Un colto lavoro di squadra per documentare una spiritualità antica e di squisita fattura artistica. È questa la comunicazione che giunge ai visitatori attenti e sensibili nel soffermarsi dinnanzi alle realizzazioni estetiche dei Ritratti d’oro e d’argento. Reliquiari medievali in Piemonte e Valle d’Aosta. Due eventi espositivi complementari e in concomitanza, uno ad Aosta, presso il Museo del Tesoro della Cattedrale (24 maggio – 26 settembre 2021), curato da Viviana Maria Vallet; l’altro a Torino, nella sala Atelier di Palazzo Madama (dal 5 febbraio 2021 a 30 agosto 2021), curato da Simonetta Castronovo.
Per unificare e motivare entrambi gli eventi è indispensabile ed esaustivo il ricco catalogo da conservare come preziosità, sia per le immagini ben definite che per i sapientissimi contribuiti scientifici.
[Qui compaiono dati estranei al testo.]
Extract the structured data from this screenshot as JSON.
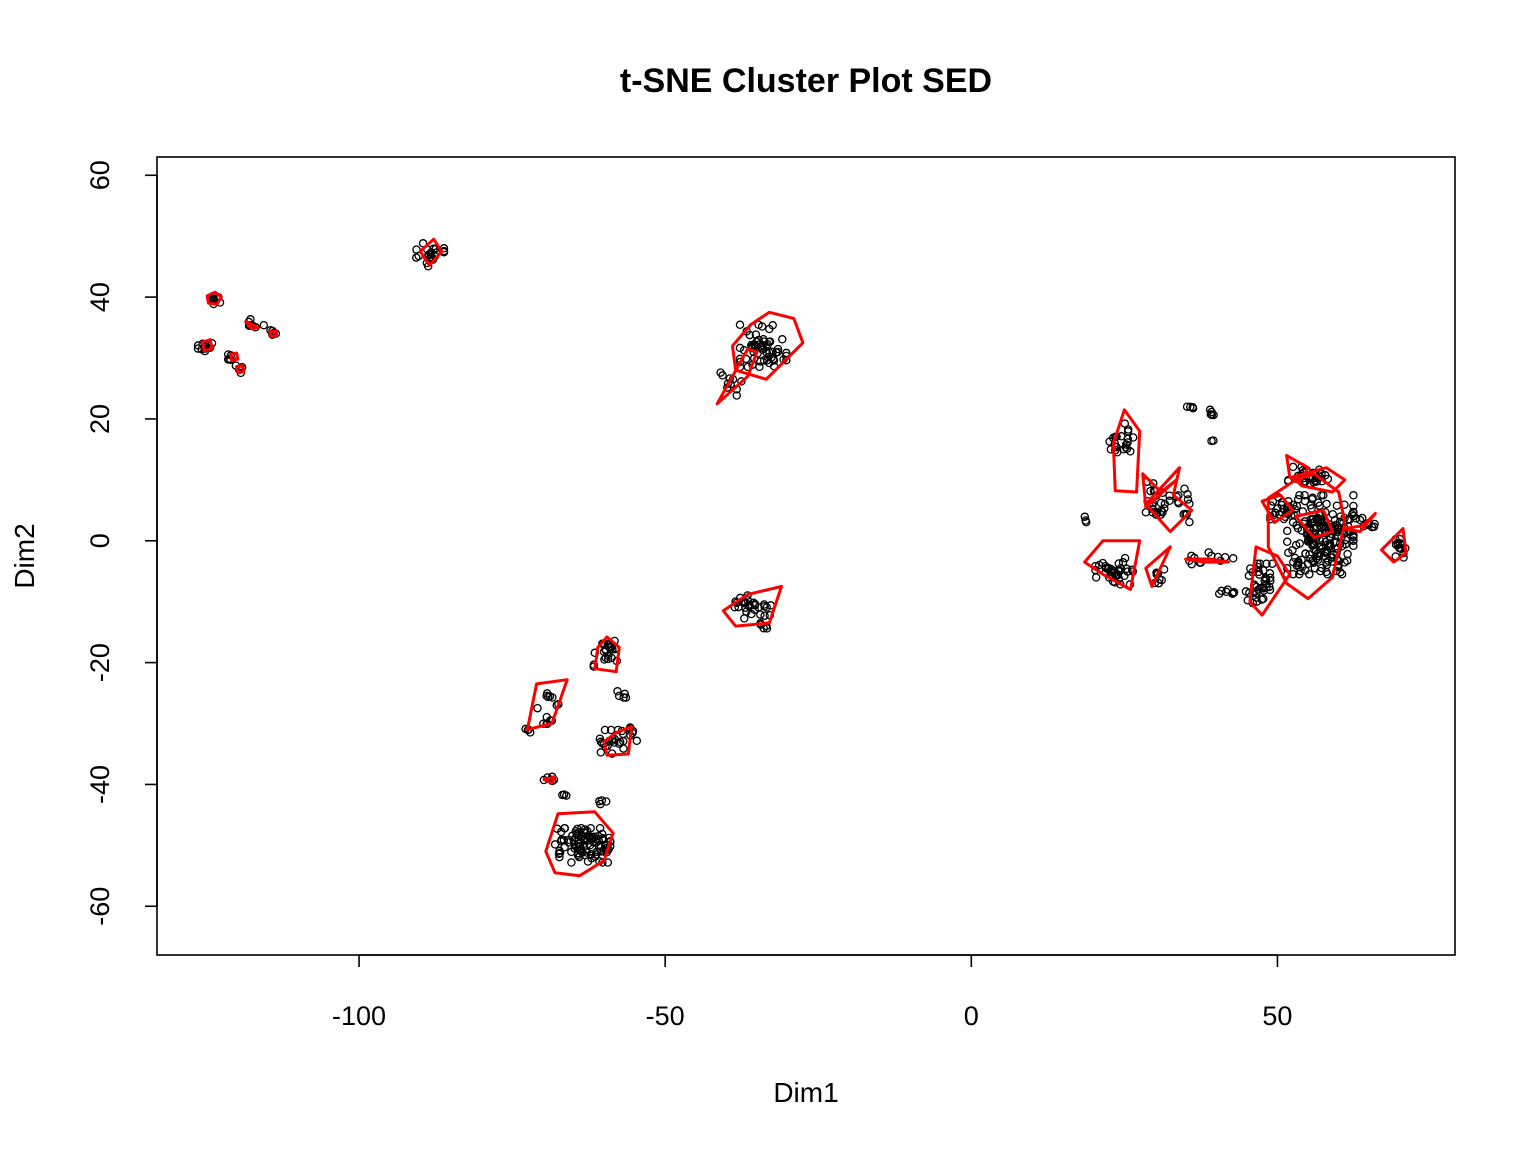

Rigorosi sono i dettagli e le scelte del percorso espositivo; vi si avverte l’influsso della scuola universitaria torinese d’Arte Antica, e quindi delle lezioni metodologiche di Enrico Castelnuovo e di Giovanni Romano; in questo contesto vanno segnalati gli scritti delle due curatrici. E ancora, gli straordinari contributi – tutti da leggere! – di Marco Collareta; di Alessandra Vallet; di Roberta Bardon; di Daniela Platania; di Sylvie Cheney.
Ai visitatori vengono quindi in soccorso le schede attributive frutto di severi studi sugli archivi delle diocesi dei territori sabaudi. Son tredici i busti reliquiari esposti ad Aosta. Segnaliamo quello di San Bernardo di Aosta, di San Grato, di San Giocondo e di San Giovanni Battista; a Torino ne sono esposti diciassette, tra i quali ricordiamo quello di Santa Felicola, di San Natale, di Santa Margherita e di San Bernolfo. Va qui sottolineato che non si tratta di immagini devozionali, bensì di contenitori di sacri residui corporali. Il reliquiario era dunque uno strumento di comunicazione per i fedeli che approdavano alle abbazie a alle cattedrali, e doveva solo rimandare all’adorazione del sacro contenuto. E non a caso, a evitare il peccato di idolatria, l’autorità papale non ammetteva la possibilità di esporre e adorare un reliquiario vuoto.
Diocesi e nobili commissionavano i ritratti dei santi ad orefici talentuosi nel dare forma all’oro e all’argento, praticando un’arte che travalicava i limiti del mero artigianato. Solitamente essi trovavano collocazione sull’altare maggiore della chiesa o, quanto meno, campeggiavano nelle cappelle private dell’aristocrazia. Sono sculture a tutto tondo e colorate, solitamente a mezzo busto, o talvolta intere; volti espressivi, sguardi sereni, a volte severi o persino torvi; emblemi di santi locali, protagonisti di un immaginario collettivo che attizzava il fuoco della fede.
Si deve essere grati agli studiosi delle due Sovraintendenze e delle due Diocesi di avere saputo iniziare e a portare a termine, in questi due anni di pandemia, un progetto di simile livello, rivelando al pubblico la bellezza struggente dell’antica liturgia cattolica.